Масло и колбасу я нес не домой, а своему женатому другу Андрею, который на две недели остался холостяком. Он по привычке что-то жарил, я бегал в цокольный магазин за вином: в то время в Ленинграде практически в каждом доме имелся маленький винный магазин, где можно было купить дешевое, но неплохое вино.
(Невероятно, но в те годы мы еще не пили водки!)
Потом мы проводили вечер за бутылочкой, к которой присоединялись вторая и третья. Поздней ночью я возвращался домой на метро, чтобы утром снова явиться в столовую, надеть белую куртку с университетским «поплавком» и кричать
«поберегись».И что бы там ни казалось сейчас – но в той работе имелась своя романтика.
Кроме того, я приобрел навыки, которыми потом не раз изумлял окружающих.
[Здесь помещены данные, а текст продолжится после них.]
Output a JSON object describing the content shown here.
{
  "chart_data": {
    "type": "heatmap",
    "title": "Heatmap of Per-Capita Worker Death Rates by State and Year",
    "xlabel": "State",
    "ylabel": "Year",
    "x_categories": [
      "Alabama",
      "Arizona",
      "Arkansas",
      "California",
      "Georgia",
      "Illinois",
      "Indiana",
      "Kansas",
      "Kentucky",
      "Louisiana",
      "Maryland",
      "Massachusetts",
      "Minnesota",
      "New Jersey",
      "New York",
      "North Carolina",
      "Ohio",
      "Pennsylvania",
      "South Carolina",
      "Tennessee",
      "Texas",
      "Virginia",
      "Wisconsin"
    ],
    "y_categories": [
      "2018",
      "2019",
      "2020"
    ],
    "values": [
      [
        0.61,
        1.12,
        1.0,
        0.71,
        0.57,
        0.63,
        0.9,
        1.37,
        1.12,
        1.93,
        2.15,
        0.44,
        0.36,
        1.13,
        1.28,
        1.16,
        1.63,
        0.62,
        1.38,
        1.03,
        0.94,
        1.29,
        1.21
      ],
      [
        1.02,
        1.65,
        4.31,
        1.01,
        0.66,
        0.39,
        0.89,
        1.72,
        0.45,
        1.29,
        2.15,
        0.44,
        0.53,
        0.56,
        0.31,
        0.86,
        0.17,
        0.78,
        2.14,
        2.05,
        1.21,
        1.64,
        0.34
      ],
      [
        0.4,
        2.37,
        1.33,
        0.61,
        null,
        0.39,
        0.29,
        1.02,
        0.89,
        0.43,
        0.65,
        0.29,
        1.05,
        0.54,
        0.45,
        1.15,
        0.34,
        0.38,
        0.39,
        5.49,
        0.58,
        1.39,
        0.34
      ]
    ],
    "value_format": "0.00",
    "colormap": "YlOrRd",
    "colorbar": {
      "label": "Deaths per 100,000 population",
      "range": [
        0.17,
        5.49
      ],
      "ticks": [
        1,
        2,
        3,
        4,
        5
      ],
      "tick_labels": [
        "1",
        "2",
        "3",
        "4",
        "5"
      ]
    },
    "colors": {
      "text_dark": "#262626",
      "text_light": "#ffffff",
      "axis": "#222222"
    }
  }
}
В столовой имелся кафетерий – настоящий кафетерий, с великолепным кофе и мороженым, о которых найдутся несколько слов отдельно.
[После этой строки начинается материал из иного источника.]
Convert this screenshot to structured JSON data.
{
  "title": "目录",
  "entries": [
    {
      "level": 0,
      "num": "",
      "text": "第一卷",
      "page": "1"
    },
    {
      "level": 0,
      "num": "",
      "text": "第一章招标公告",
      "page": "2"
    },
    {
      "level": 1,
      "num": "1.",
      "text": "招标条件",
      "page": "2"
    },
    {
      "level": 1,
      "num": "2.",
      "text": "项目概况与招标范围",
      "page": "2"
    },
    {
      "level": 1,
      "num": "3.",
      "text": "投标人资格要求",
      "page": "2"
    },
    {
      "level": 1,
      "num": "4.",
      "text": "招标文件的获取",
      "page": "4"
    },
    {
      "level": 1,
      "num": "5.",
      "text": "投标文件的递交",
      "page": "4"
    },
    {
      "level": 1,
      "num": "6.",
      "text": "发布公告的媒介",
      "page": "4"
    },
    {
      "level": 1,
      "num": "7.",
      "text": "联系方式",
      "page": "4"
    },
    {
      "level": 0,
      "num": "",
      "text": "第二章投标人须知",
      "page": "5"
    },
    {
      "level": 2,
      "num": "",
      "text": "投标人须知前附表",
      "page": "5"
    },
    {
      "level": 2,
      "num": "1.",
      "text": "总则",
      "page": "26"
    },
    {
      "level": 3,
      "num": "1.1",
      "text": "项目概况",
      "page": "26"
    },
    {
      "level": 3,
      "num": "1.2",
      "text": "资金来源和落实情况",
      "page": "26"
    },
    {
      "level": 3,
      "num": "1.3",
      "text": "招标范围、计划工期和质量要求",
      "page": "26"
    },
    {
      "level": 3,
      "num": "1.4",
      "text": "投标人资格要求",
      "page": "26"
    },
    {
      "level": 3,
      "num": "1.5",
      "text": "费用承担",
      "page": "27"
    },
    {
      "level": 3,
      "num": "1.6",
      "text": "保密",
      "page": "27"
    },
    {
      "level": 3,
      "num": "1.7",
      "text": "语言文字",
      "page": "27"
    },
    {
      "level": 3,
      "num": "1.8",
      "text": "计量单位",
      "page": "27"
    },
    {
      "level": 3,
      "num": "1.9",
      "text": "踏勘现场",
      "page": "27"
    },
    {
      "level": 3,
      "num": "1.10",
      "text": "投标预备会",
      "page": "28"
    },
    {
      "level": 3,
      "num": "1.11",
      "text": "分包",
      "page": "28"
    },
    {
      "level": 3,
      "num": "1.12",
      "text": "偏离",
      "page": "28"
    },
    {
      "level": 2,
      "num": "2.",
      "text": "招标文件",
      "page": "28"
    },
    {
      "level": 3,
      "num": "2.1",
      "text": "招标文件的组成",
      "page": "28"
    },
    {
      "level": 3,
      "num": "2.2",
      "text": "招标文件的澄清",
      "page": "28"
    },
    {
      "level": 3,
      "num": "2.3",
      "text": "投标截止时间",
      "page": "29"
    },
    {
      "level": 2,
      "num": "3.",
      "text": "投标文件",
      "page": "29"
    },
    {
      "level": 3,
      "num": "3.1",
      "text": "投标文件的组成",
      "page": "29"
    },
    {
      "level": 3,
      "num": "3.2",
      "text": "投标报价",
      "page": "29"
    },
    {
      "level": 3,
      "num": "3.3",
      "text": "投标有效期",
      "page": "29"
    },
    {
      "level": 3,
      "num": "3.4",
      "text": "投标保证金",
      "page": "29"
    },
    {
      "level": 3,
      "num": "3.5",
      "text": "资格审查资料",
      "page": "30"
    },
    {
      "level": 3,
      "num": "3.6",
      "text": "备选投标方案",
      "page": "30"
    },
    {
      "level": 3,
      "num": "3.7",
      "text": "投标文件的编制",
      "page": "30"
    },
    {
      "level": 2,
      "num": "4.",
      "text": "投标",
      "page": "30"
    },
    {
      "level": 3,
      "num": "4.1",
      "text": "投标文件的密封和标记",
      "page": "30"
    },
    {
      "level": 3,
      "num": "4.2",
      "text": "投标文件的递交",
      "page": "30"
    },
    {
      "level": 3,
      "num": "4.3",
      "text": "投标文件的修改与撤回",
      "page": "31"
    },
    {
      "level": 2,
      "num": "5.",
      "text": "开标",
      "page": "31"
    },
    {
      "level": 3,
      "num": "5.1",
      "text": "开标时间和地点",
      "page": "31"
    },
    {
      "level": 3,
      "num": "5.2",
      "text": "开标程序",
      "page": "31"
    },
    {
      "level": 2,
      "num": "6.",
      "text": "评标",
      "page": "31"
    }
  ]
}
В этой системе циркулировала своя особая посуда. Фарфоровые кофейные стаканчики и «креманки». То есть мельхиоровые чашечки для мороженого.
Возить такую мелочь на тележке было невыгодно, и ее доставляли вручную.
Мои друзья несли поднос с хрупкими стаканами, судорожно прижав его к животу.
А я вспомнил, как носят груз настоящие официанты: на расставленных пальцах поднятой ладони – и решил попробовать так же. Взял сначала пустой поднос – оказалось, что это не так трудно. Моя тренированная кисть гитариста легко справилась с нагрузкой.
И я стал по-пижонски носить подносы на пальцах. Сначала небьющиеся железные креманки. Потом фарфоровые стаканы. Потом и то и другое. Не удовлетворяясь достигнутым, а стремясь к высшей степени совершенства, я брал сразу два подноса, положенных один на другой. Затем три.
И даже четыре.
Честное слово, когда я в своей неподражаемой куртке плыл среди гомона обедающих, неся высоко по воздуху четыре подноса фарфоровых кофейных стаканов… В эти минуты я ощущал на себе столько заинтересованных, завистливых, восхищенных и прочих взглядов, сколько, пожалуй, не испытывал за всю жизнь.
То были мои звездные минуты.
Как ни странно, занимаясь этими рискованными упражнениями, я ни разу не уронил ни одного стакана.
Очень скоро снабжение кафетерия было отдано полностью мне.
И причина заключалась не в моей грациозной ловкости, а в быстроте: я один заменял четырех неумелых подавальщиков, медленно таскавших по одному подносу.
Лола из кафетерия
Обслуживание кафетерия было приятным делом.
Он находился в стороне от общей раздачи, там всегда толпился народ. Поэтому буфетчица непрерывно испытывала потребность в чистой посуде.
И в благодарность за вовремя доставленный боезапас подносчик всегда удостаивался чашечки кофе.
А надо сказать, что в те годы даже захудалые ленинградские столовые имели автоматы «эспрессо», а кофейное зерно отличалось высоким качеством.
За годы жизни в Ленинграде я превратился в кофейного наркомана и по возвращении в Уфу испытывал не то чтобы ломку, но тягостное уныние от невозможности удовлетворить одно из привычных желаний.
В кафетерии посменно работали две буфетчицы.
Одну я не помню, зато вторую забыть невозможно.
Не знаю, каким было настоящее имя, но все звали ее на восточный манер Лейлой – или, кажется, Лолой.
Да, точно, Лолой – как узнал я позже, сокращенным вариантом от испанского «Долорес».
Лолой из кафетерия – способной дать по всем своим выпуклостям и вогнутостям сто очков вперед «Лоле из Валенсии» Эдуарда Мане.